Abstract

Although the calpain system has been studied extensively in mammalian animals, much less is known about the properties of μ-calpain, m-calpain, and calpastatin in lower vertebrates such as fish. These three proteins were isolated and partly characterized from rainbow trout, Oncorhynchus mykiss, muscle. Trout m-calpain contains an 80-kDa large subunit, but the ∼ 26-kDa small subunit from trout m-calpain is smaller than the 28-kDa small subunit from mammalian calpains. Trout μ-calpain and calpastatin were only partly purified; identity of trout μ-calpain was confirmed by labeling with antibodies to bovine skeletal muscle μ-calpain, and identity of trout calpastatin was confirmed by specific inhibition of bovine skeletal muscle μ- and m-calpain.

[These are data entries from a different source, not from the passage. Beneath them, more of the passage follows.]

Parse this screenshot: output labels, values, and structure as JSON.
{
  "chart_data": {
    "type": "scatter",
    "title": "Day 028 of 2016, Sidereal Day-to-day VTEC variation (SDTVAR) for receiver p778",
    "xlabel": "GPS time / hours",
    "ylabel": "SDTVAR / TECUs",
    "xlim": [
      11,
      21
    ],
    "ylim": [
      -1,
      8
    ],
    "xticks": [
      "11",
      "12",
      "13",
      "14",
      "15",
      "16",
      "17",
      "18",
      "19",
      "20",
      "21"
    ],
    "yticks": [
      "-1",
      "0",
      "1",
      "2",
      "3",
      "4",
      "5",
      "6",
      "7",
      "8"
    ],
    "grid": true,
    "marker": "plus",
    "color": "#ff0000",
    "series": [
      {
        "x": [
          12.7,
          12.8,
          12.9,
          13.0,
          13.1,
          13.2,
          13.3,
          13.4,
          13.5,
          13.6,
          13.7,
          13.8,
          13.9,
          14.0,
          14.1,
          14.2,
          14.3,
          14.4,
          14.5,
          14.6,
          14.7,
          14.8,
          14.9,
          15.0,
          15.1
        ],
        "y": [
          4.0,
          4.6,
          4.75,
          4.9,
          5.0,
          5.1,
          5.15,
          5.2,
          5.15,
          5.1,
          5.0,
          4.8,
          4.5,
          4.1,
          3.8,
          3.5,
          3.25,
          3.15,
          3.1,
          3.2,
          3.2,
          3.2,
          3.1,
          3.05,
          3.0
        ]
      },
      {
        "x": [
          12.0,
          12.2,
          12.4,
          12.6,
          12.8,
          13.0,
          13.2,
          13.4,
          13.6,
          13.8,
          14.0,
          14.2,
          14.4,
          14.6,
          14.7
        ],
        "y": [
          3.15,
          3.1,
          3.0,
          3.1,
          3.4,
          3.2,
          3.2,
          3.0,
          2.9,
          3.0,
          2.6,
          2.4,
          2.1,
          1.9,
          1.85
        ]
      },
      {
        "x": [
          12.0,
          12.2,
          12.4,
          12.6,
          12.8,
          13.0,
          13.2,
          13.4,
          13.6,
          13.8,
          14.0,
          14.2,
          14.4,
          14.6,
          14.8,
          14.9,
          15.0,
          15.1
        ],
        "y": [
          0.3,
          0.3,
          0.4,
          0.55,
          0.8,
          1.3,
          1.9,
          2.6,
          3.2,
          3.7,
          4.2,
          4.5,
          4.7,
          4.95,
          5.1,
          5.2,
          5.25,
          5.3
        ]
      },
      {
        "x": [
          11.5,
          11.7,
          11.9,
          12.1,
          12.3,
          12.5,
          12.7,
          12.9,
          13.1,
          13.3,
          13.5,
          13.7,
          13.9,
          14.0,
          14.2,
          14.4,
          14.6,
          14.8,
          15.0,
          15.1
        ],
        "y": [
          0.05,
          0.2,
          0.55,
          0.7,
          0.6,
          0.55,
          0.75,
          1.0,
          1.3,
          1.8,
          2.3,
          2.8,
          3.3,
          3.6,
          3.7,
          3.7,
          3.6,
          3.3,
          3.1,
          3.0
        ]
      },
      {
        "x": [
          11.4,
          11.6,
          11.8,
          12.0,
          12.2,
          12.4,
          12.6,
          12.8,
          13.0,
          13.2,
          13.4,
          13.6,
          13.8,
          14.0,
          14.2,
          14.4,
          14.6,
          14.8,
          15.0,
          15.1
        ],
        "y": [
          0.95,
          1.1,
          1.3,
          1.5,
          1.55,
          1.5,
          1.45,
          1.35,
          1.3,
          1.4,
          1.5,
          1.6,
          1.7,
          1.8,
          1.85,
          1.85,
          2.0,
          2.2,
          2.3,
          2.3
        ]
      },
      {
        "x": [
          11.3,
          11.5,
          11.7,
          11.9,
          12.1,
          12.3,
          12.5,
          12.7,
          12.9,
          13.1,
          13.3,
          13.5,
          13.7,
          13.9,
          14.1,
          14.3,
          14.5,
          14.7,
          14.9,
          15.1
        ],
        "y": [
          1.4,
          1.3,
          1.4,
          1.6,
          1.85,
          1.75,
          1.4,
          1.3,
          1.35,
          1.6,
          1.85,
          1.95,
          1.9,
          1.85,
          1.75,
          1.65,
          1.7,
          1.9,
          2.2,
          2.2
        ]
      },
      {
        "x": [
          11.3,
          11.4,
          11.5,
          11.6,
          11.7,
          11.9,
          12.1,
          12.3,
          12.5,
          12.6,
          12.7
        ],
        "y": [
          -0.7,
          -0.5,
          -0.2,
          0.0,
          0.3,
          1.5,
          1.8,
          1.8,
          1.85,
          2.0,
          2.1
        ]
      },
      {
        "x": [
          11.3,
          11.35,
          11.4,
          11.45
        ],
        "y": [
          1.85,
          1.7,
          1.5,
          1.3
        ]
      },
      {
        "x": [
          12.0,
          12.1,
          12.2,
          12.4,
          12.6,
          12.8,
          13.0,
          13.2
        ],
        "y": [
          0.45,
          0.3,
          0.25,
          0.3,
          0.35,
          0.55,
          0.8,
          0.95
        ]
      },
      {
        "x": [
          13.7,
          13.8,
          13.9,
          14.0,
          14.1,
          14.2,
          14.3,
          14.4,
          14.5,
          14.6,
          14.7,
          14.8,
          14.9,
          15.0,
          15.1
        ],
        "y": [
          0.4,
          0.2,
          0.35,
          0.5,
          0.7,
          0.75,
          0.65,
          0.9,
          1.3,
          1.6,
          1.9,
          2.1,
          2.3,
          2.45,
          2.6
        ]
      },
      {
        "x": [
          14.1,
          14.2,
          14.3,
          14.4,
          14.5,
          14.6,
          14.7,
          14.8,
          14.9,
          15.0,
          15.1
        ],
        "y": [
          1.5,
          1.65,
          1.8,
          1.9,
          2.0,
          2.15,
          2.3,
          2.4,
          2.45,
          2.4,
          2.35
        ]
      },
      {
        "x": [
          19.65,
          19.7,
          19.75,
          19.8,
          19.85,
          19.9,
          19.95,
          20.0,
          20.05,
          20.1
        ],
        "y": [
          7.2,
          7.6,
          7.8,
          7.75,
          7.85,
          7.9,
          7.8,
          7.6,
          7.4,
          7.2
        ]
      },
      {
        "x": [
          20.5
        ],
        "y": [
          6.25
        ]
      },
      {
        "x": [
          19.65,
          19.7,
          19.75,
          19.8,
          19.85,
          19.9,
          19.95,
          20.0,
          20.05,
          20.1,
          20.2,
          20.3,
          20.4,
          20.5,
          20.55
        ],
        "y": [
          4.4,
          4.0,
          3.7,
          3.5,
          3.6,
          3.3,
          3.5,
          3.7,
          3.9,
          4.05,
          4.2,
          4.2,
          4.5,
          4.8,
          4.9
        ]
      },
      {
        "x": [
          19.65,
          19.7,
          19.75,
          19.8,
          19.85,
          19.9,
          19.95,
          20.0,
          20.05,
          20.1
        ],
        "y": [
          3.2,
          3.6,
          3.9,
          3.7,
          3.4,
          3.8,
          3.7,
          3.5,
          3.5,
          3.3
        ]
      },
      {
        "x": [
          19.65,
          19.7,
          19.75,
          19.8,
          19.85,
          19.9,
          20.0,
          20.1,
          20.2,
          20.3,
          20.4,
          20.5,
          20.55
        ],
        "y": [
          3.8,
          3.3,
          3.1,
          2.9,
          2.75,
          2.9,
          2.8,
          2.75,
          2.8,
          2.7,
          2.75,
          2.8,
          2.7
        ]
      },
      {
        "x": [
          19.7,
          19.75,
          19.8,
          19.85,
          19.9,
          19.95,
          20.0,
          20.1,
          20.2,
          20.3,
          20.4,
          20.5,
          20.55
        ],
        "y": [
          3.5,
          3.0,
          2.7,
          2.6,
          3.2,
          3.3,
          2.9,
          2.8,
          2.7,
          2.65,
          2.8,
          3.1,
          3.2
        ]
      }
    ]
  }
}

Trout μ-calpain requires 4.4 ± 2.8 μM and trout m-calpain requires 585 ± 51 μM Ca 2+ for half-maximal activity, similar to the Ca 2+ requirements of μ- and m-calpain from mammalian tissues. Sequencing tryptic peptides indicated that the amino acid sequence of trout calpastatin shares little homology with the amino acid sequences of mammalian calpastatins. Screening a rainbow trout cDNA library identified three cDNAs encoding for the large subunit of a putative m-calpain. The amino acid sequence predicted by trout m-calpain cDNA was 65% identical to the human 80-kDa m-calpain sequence. Gene duplication and polyploidy occur in fish, and the amino acid sequence of the trout m-calpain 80-kDa subunit identified in this study was 83% identical to the sequence of a trout m-calpain 80-kDa subunit described earlier. This is the first report of two isoforms of m-calpain in a single species.